Jacobsen: You did doctoral work in the study of religion at Harvard University. What was your main research question? What were the main findings from your doctoral research? What have been the general findings of subsequent but associated research initiatives in professional life?
Pinn: My initial concern was with the ways in which Christians response to the issue of theodicy; that is, what can be said about God in light of human suffering in the world. I was particularly interested in how humanism challenges typical answers to this question, and how this mode of humanist challenge to theism develops within African American communities. This initial research interests developed to include attention to forms of cultural expression, such as hip-hop, that tend to receive limited attention, as well as more in-depth examination of the nature and meaning of humanism in the United States.

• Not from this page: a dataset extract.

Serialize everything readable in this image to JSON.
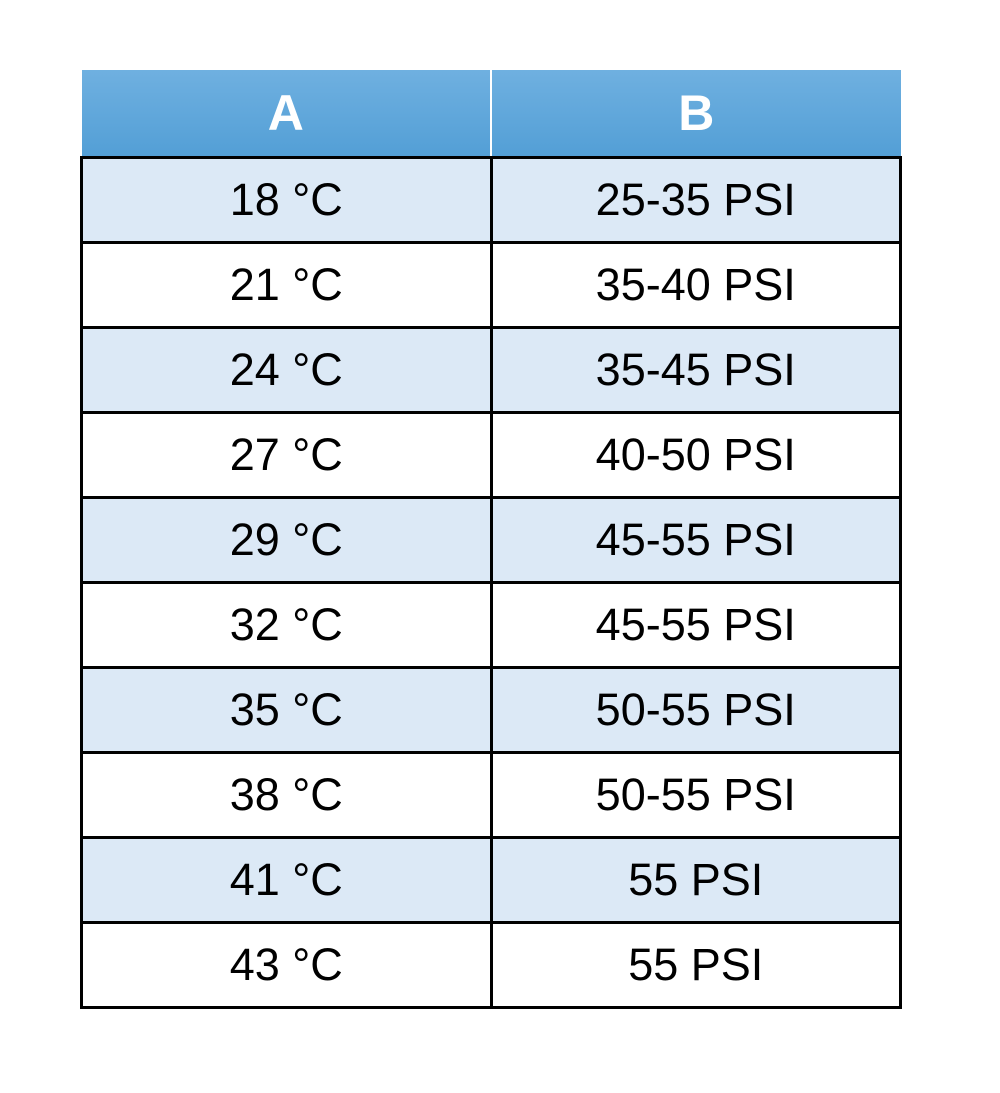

Jacobsen: What is black religious aesthetics? How does this differ from other religious aesthetic tied to ethnic or race groupings? What are the criteria for demarcation between different types?

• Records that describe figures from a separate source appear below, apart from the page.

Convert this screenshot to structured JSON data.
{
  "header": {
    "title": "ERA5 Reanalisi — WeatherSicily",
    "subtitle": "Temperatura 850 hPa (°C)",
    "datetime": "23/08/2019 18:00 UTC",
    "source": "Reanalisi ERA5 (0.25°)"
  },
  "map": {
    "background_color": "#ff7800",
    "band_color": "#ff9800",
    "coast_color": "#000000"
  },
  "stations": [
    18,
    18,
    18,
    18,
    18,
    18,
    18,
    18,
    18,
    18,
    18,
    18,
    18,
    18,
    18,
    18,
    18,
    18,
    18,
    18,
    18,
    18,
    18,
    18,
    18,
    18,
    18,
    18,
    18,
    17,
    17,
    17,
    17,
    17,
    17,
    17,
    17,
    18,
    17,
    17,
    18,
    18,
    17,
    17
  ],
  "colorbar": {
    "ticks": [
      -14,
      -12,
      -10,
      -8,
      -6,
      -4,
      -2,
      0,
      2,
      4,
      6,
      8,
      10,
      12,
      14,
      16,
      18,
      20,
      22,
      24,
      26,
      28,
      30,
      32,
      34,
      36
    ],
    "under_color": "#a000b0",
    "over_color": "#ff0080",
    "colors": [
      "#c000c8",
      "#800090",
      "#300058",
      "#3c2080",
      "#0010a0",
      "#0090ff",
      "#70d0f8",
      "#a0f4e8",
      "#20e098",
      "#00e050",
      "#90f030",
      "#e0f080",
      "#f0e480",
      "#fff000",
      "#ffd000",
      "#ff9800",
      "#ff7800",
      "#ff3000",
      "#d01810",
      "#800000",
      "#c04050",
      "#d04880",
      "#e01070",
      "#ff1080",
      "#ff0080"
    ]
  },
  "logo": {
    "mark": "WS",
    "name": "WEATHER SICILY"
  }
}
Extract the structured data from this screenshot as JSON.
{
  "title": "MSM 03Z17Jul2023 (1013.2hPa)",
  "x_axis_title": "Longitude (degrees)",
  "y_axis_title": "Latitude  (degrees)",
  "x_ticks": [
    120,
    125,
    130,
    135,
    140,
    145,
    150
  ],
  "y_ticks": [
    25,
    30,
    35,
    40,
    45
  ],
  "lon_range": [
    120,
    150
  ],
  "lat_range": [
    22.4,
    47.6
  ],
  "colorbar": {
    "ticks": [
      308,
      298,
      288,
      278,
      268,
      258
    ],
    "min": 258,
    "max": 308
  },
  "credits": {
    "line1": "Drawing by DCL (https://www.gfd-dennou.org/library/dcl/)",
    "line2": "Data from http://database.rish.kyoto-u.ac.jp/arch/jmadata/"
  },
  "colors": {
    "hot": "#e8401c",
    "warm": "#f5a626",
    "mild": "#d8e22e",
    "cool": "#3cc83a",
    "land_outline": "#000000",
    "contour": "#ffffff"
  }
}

Pinn: By black religious aesthetics I mean to highlight the style, the tone, the ‘mood’ that informs religious thinking and doing within African American communities. It is my way of highlighting the importance of cultural production and embodiment for a “think” understanding of religiosity. I think there are cultural codes embedded in the workings of various racial groups – certain styles presentation associated with various groups. One gets a sense of this by examining the cultural production of particular groups. However, it is important to remember that I am not essentialising these various groups. I’m not saying, for instance, that all African Americans do this or that, or, all white Americans do this or that.
Jacobsen: What is the sole definition or soul, if you will, of African-American Humanism?

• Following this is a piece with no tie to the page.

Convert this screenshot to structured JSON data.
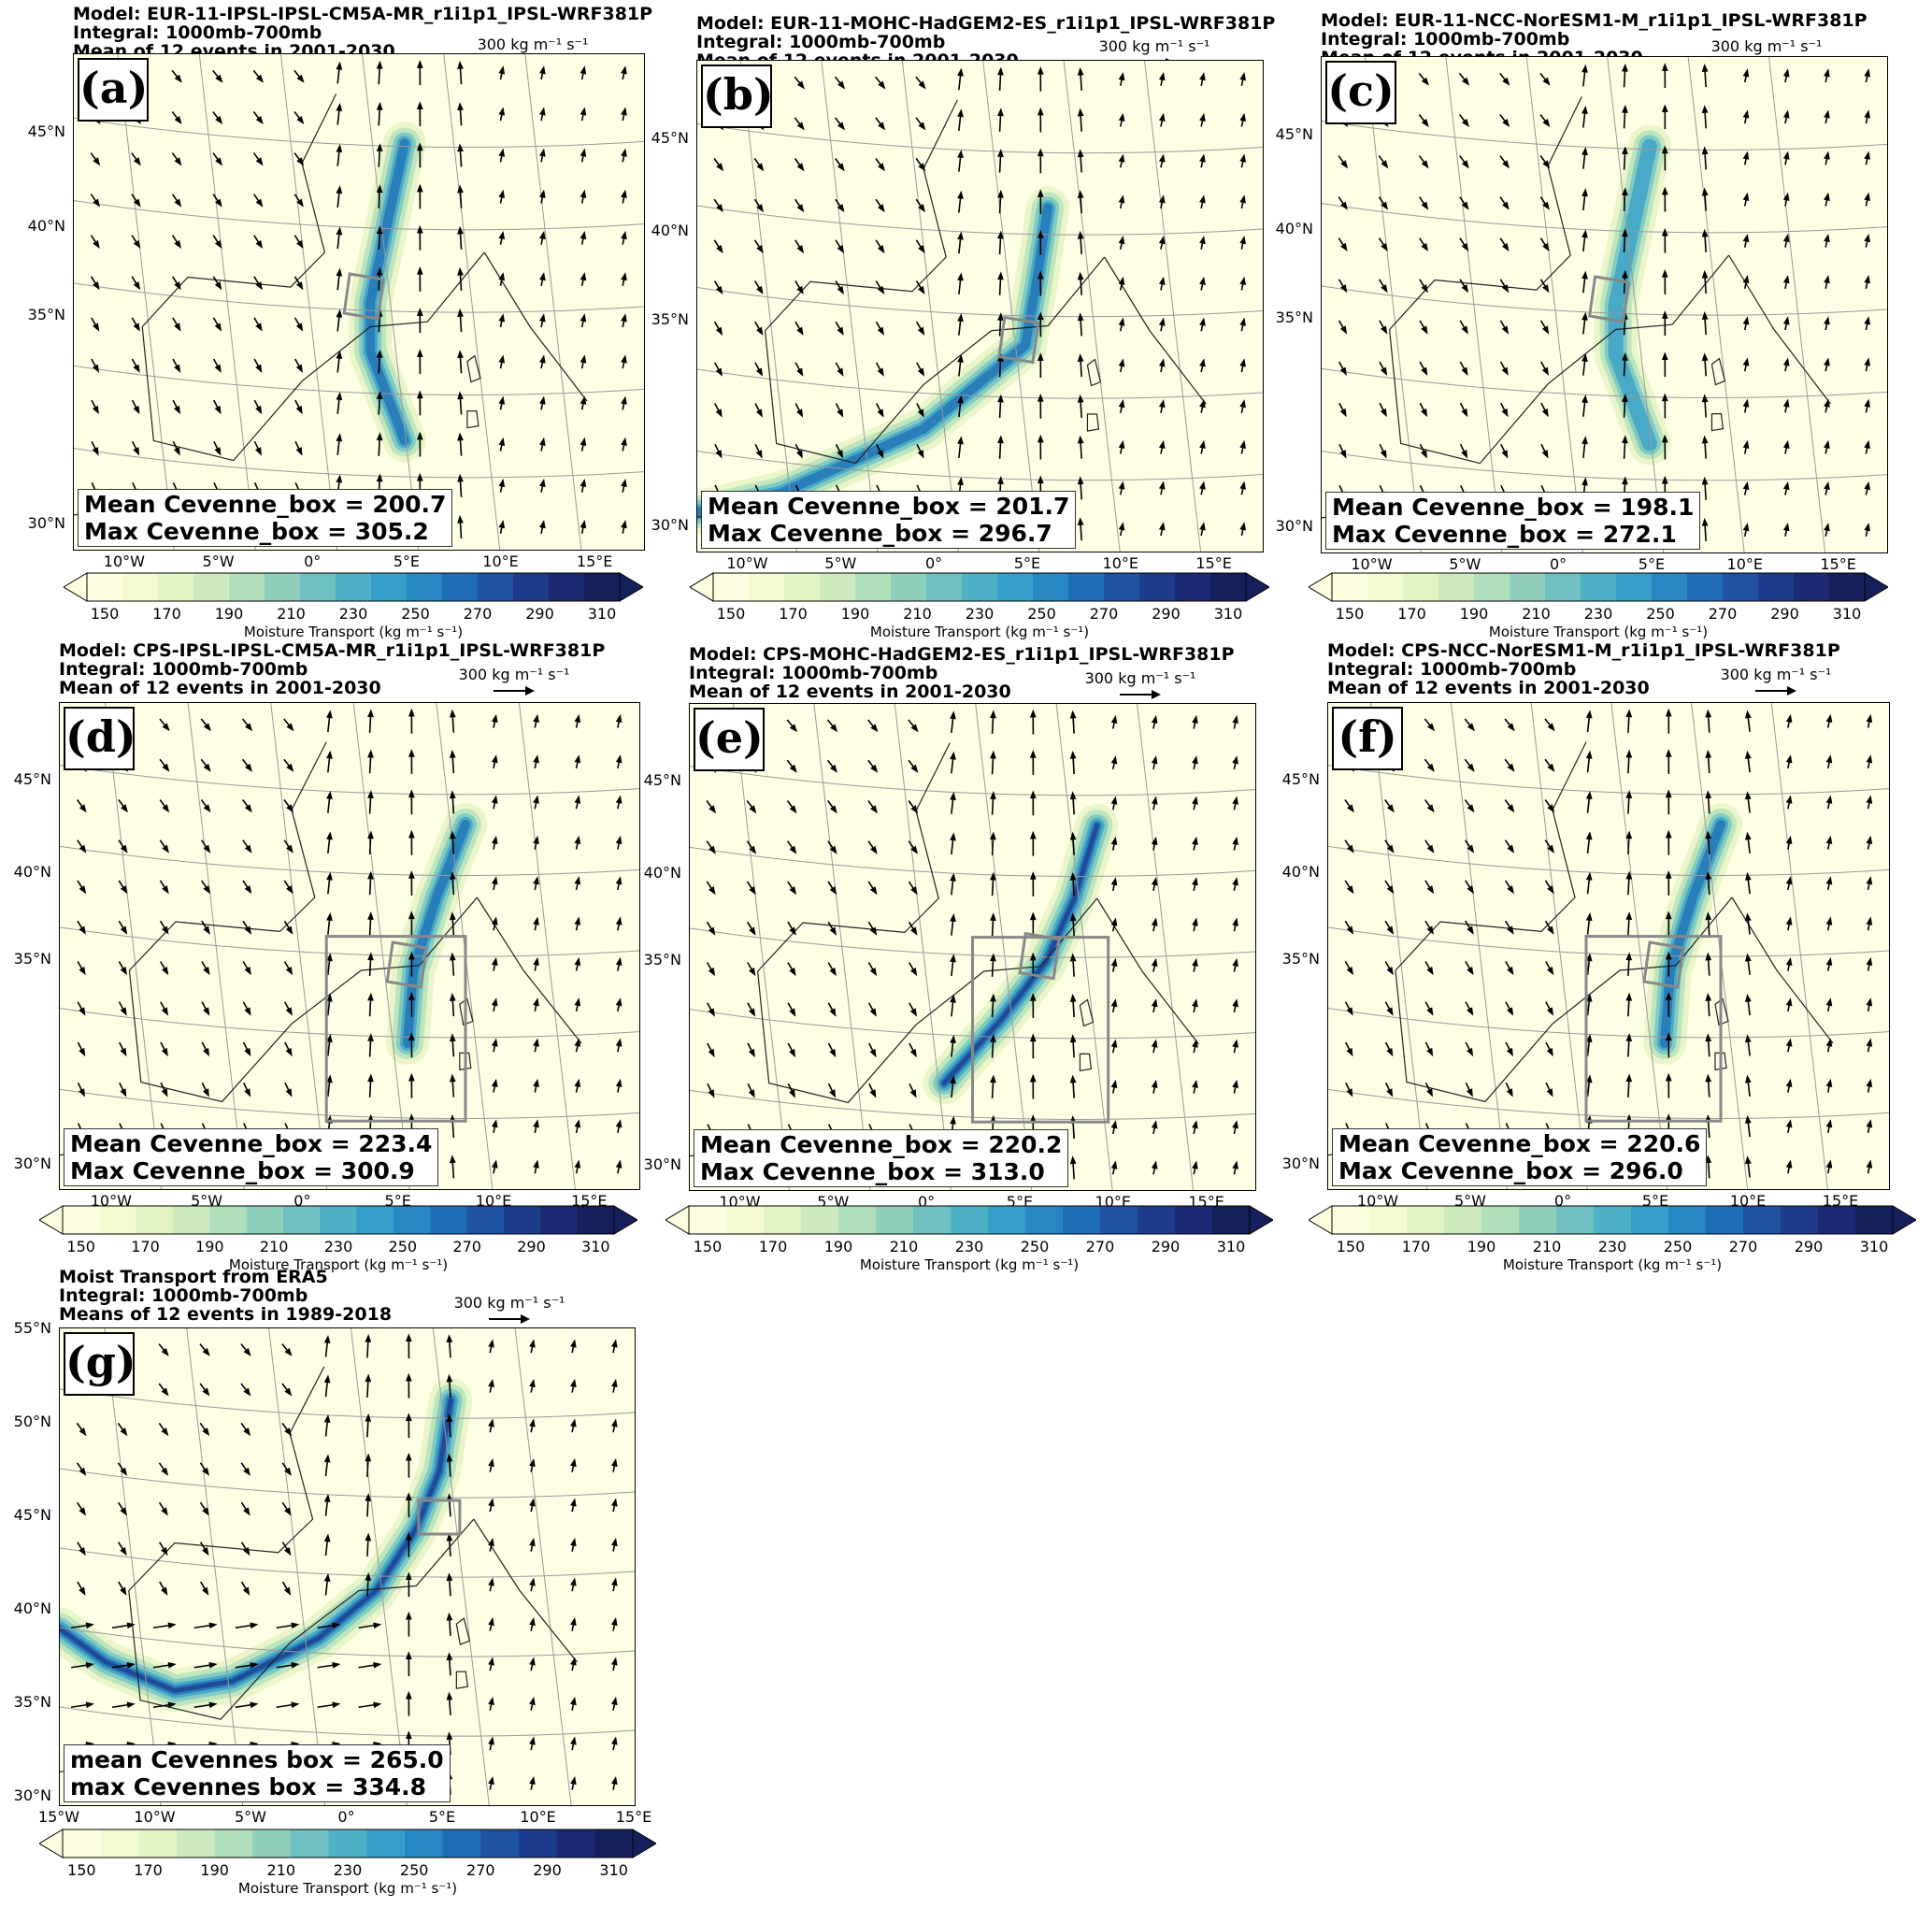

Pinn: African American humanism is a approach to thinking and doing that privileges materiality and understands life to be confined to historical contexts – no transhistorical realities, no divine forces. African American humanism says “YES” to the humanity, the importance, and vitality of black life within the context of a world conditioned to disregard blackness. It embraces certain elements of the Enlightenment and the Modern world while also pointing out the manner in which modernity also entails deep damage and disregard of non-European peoples.
Jacobsen: Thank you for the opportunity and your time, Professor Pinn.
Scott Douglas Jacobsen is the Founder of In-Sight: Independent Interview-Based Journal and In-Sight Publishing. Jacobsen works for science and human rights, especially women’s and children’s rights. He considers the modern scientific and technological world the foundation for the provision of the basics of human life throughout the world and advancement of human rights as the universal movement among peoples everywhere.